Bug description When using the Spring AI chatClient.prompt().stream() API with OpenAI (tested on version 1.1.0-M3), the reported token usage is always zero.

Even when enabling the withStreamUsage(true) option in OpenAiChatOptions and collecting the final chunk via .stream().chatResponse(), the Usage object remains zero. This makes it impossible to track token consumption in real-time or after streaming.

This seems related to GitHub Issue #814 , but even after following the suggested approaches there, the problem persists.

Environment

Spring AI version: 1.1.0-M3

Java version: 17

Model: OpenAI GPT-3.5 / GPT-4

OS: Linux / MacOS

Vector store: N/A

Steps to reproduce

Configure a Spring AI OpenAI chat client.

Use the streaming API with chatClient.prompt().stream() or .stream().chatResponse().

Enable token usage streaming:

OpenAiChatOptions.builder().streamUsage(true).build()

Send a prompt that generates multiple chunks.

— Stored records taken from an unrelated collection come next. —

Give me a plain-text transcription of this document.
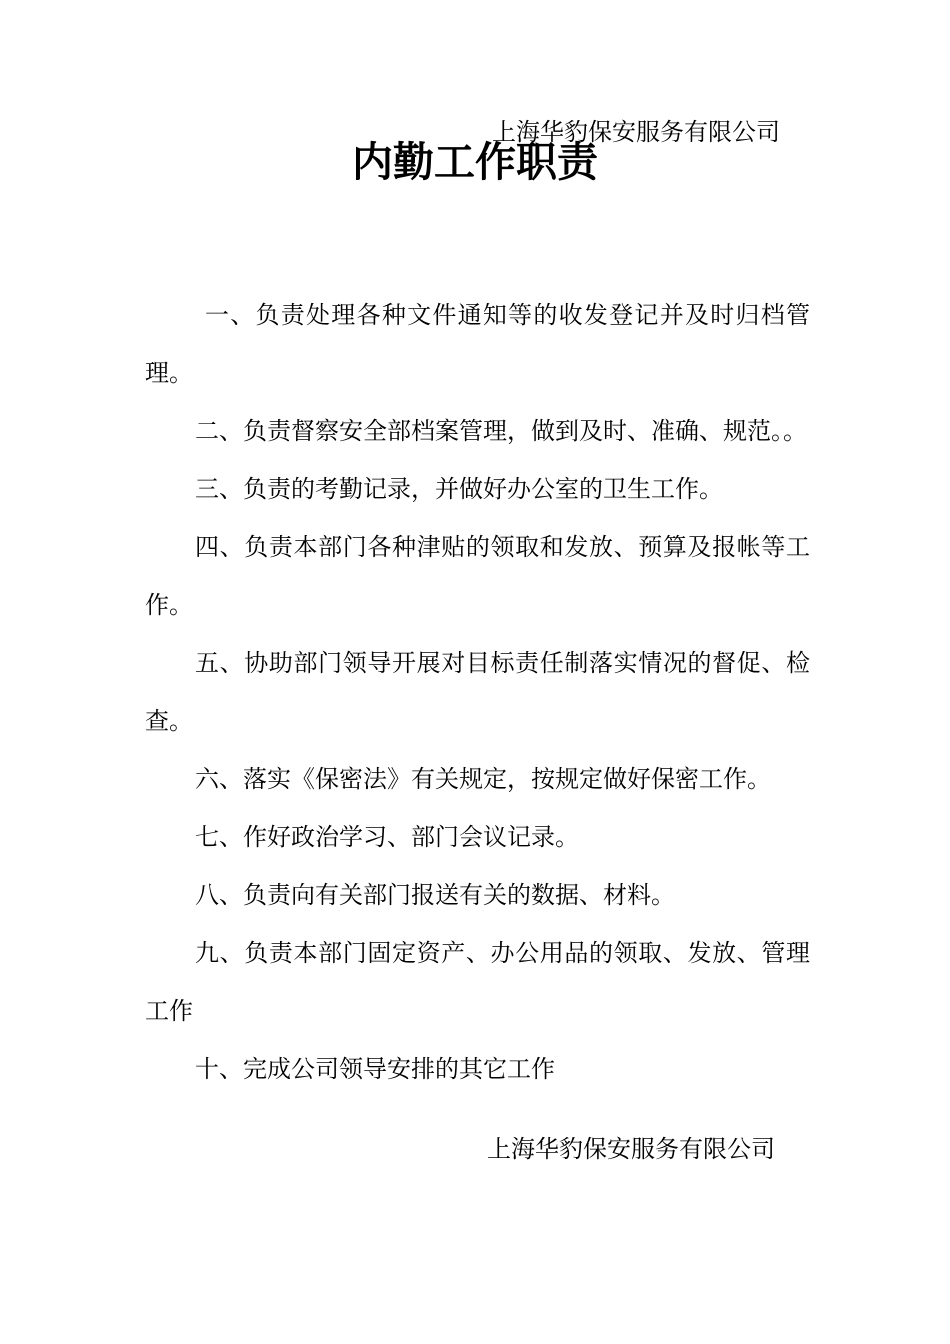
上海华豹保安服务有限公司
内勤工作职责
一、负责处理各种文件通知等的收发登记并及时归档管理。
二、负责督察安全部档案管理，做到及时、准确、规范。。
三、负责的考勤记录，并做好办公室的卫生工作。
四、负责本部门各种津贴的领取和发放、预算及报帐等工作。
五、协助部门领导开展对目标责任制落实情况的督促、检查。
六、落实《保密法》有关规定，按规定做好保密工作。
七、作好政治学习、部门会议记录。
八、负责向有关部门报送有关的数据、材料。
九、负责本部门固定资产、办公用品的领取、发放、管理工作
十、完成公司领导安排的其它工作
上海华豹保安服务有限公司
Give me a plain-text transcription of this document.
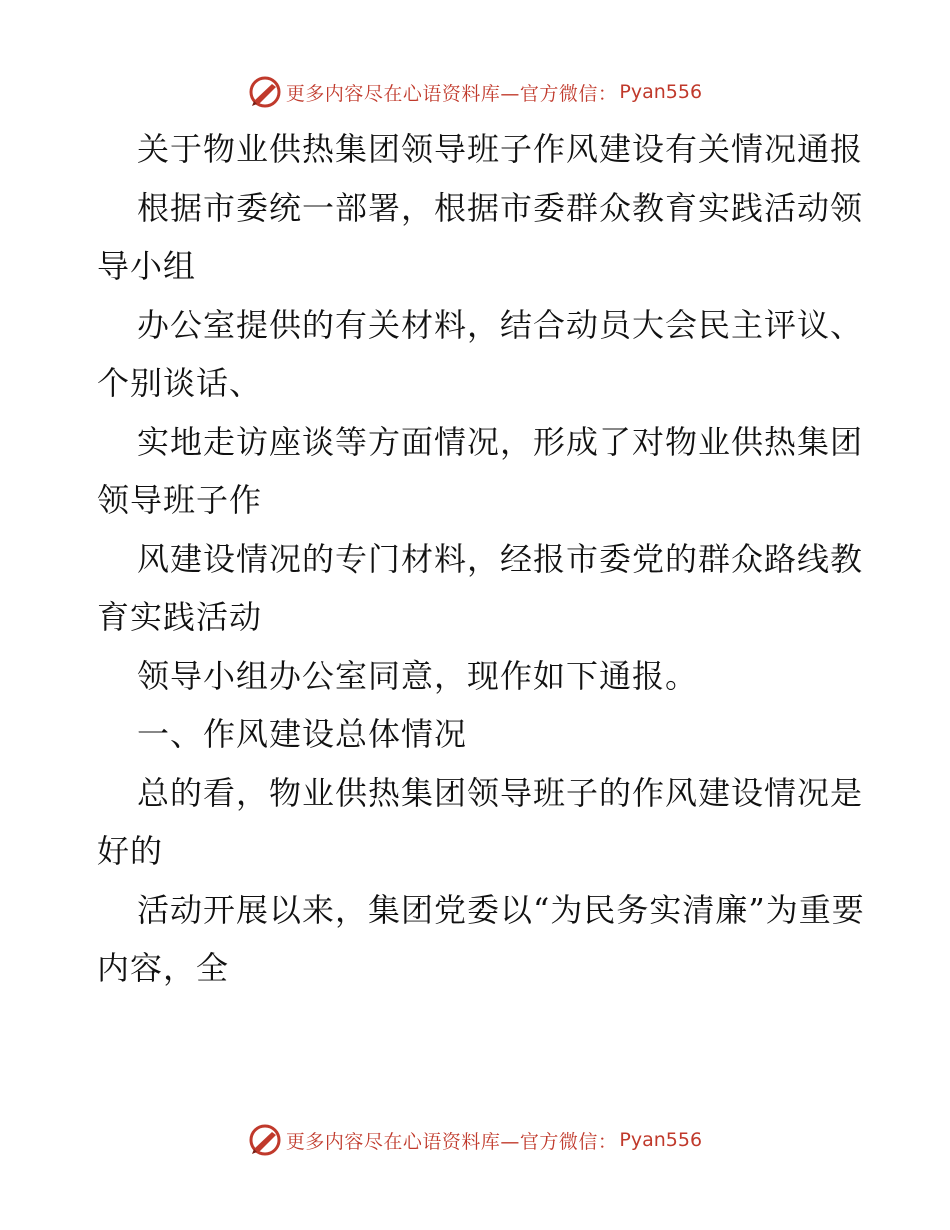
更多内容尽在心语资料库—官方微信： Pyan556

关于物业供热集团领导班子作风建设有关情况通报

根据市委统一部署，根据市委群众教育实践活动领导小组

办公室提供的有关材料，结合动员大会民主评议、个别谈话、

实地走访座谈等方面情况，形成了对物业供热集团领导班子作

风建设情况的专门材料，经报市委党的群众路线教育实践活动

领导小组办公室同意，现作如下通报。

一、作风建设总体情况

总的看，物业供热集团领导班子的作风建设情况是好的

活动开展以来，集团党委以“为民务实清廉”为重要内容，全

更多内容尽在心语资料库—官方微信： Pyan556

Observe the Usage object in ChatResponse.metadata.usage() or via SimpleLoggerAdvisor.

Example code:

Flux chatResponseFlux = chatClient.prompt() .options(OpenAiChatOptions.builder().streamUsage(true).build()) .advisors(new SimpleLoggerAdvisor()) .user("Hi") .stream() .chatResponse();

chatResponseFlux.collectList().block().forEach(response -> { Usage usage = response.getMetadata().getUsage(); // Always zero System.out.println("Total tokens used: " + usage.getTotalTokens()); });

Expected behavior

Each chunk in the streaming response should include incremental token usage.

At minimum, the final chunk should reliably provide the total usage.

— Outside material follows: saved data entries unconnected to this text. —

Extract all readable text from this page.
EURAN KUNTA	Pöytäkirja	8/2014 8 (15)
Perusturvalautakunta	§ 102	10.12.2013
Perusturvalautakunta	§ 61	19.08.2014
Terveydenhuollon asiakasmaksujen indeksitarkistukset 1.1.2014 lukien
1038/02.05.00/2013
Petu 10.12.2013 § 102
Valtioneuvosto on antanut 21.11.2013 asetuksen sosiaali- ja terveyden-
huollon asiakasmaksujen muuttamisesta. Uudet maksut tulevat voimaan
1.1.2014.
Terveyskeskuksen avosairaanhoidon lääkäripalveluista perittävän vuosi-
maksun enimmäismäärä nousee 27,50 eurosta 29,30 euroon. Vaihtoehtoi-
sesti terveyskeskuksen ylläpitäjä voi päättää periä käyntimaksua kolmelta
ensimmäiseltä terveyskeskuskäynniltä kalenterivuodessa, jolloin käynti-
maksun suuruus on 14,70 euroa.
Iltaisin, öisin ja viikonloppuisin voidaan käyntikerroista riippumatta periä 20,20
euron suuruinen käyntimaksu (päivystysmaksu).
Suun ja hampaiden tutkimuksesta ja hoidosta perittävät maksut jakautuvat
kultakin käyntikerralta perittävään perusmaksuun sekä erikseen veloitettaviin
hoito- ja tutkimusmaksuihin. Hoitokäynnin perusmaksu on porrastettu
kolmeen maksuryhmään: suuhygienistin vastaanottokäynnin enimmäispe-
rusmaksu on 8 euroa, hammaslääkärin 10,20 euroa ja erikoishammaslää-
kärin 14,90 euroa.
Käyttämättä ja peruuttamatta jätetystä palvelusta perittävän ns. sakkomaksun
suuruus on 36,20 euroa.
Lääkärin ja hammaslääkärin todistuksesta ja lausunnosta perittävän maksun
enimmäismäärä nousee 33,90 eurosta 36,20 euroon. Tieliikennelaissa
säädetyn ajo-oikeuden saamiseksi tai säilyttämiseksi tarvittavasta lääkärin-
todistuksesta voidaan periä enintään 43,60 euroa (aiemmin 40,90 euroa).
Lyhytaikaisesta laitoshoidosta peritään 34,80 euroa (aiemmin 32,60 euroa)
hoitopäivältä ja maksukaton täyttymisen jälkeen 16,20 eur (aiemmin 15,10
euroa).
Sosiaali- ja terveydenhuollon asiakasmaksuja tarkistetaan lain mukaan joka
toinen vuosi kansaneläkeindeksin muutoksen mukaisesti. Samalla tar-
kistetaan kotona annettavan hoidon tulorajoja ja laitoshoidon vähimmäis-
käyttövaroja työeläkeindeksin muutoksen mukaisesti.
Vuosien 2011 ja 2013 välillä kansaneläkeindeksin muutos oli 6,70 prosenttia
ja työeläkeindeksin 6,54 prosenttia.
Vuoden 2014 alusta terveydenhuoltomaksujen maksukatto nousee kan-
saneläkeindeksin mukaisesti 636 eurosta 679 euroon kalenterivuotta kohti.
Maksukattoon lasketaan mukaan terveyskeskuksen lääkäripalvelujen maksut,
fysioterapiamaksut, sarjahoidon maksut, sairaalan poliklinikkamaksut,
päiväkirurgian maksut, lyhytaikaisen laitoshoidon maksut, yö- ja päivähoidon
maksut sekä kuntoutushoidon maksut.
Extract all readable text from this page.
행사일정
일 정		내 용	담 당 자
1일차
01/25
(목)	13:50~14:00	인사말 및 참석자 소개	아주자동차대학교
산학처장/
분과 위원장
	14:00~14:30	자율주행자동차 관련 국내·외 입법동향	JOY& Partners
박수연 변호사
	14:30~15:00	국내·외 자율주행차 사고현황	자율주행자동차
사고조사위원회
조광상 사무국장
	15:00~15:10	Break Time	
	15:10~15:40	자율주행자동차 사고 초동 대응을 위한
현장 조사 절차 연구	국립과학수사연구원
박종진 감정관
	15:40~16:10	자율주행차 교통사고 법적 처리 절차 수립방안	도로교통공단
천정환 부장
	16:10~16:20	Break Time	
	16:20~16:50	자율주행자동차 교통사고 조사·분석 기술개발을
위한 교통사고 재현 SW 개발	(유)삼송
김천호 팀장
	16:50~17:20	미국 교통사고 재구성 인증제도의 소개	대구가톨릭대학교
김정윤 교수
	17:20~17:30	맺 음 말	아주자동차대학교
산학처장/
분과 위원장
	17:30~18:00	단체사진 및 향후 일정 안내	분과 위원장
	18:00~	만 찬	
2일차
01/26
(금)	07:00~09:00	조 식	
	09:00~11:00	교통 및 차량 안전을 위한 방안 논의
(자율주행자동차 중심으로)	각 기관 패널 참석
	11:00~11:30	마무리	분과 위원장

Usage data should be correctly reflected in SimpleLoggerAdvisor and ChatResponse.metadata.usage().

Actual behavior

All intermediate chunks report zero usage.

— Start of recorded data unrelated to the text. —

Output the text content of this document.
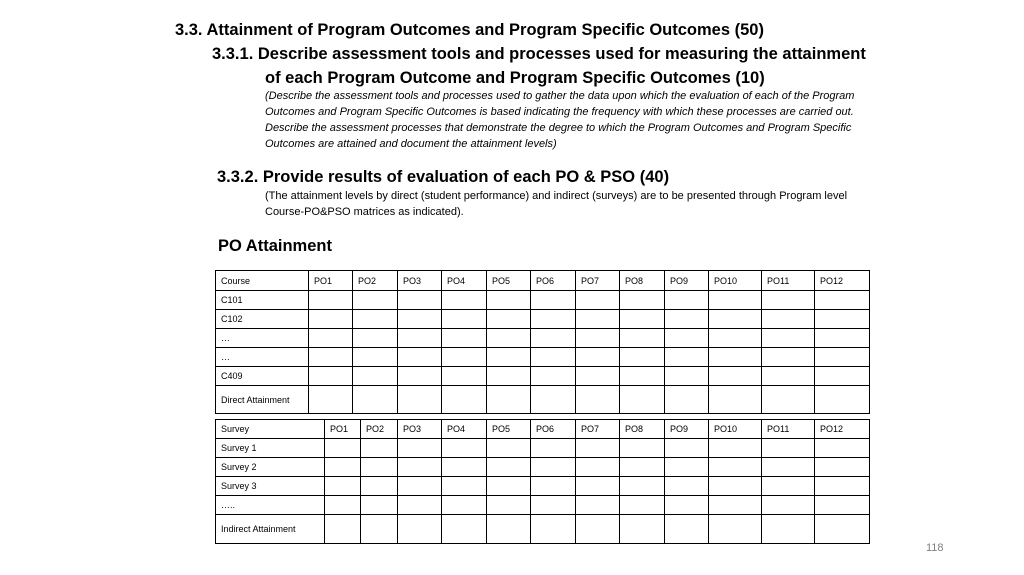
3.3. Attainment of Program Outcomes and Program Specific Outcomes (50)
3.3.1. Describe assessment tools and processes used for measuring the attainment
of each Program Outcome and Program Specific Outcomes (10)
(Describe the assessment tools and processes used to gather the data upon which the evaluation of each of the Program Outcomes and Program Specific Outcomes is based indicating the frequency with which these processes are carried out. Describe the assessment processes that demonstrate the degree to which the Program Outcomes and Program Specific Outcomes are attained and document the attainment levels)
3.3.2. Provide results of evaluation of each PO & PSO (40)
(The attainment levels by direct (student performance) and indirect (surveys) are to be presented through Program level Course-PO&PSO matrices as indicated).
PO Attainment
Course	PO1	PO2	PO3	PO4	PO5	PO6	PO7	PO8	PO9	PO10	PO11	PO12
C101												
C102												
…												
…												
C409												
Direct Attainment												
Survey	PO1	PO2	PO3	PO4	PO5	PO6	PO7	PO8	PO9	PO10	PO11	PO12
Survey 1												
Survey 2												
Survey 3												
…..												
Indirect Attainment												
118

Even the final chunk after .collectList().block() reports zero.

Tested on Spring AI 1.1.0-M3 — issue persists.

.

Additional notes / attempts

Using .stream().chatResponse() and collecting the last chunk does not solve the problem.

Usage is zero in all tests, making real-time or post-stream token accounting impossible.

This appears to be a limitation in Spring AI’s deserialization/handling of OpenAiUsage in streaming scenarios.

Comment From: mrfnir

Has anyone managed to find a way to solve this issue?

Comment From: mrfnir

Friends who have a similar problem like me. Fortunately, in the last moments when I was close to despair, I realized an important point. If you use intermediate service providers to access openai services, some of them cause disruption in the use of the services and by changing them, fortunately the problem was solved and now I have the consumption token specifications. I hope this helps you :)

Comment From: ilayaperumalg

@mrfnir Thank you for updating your feedback and helping the community!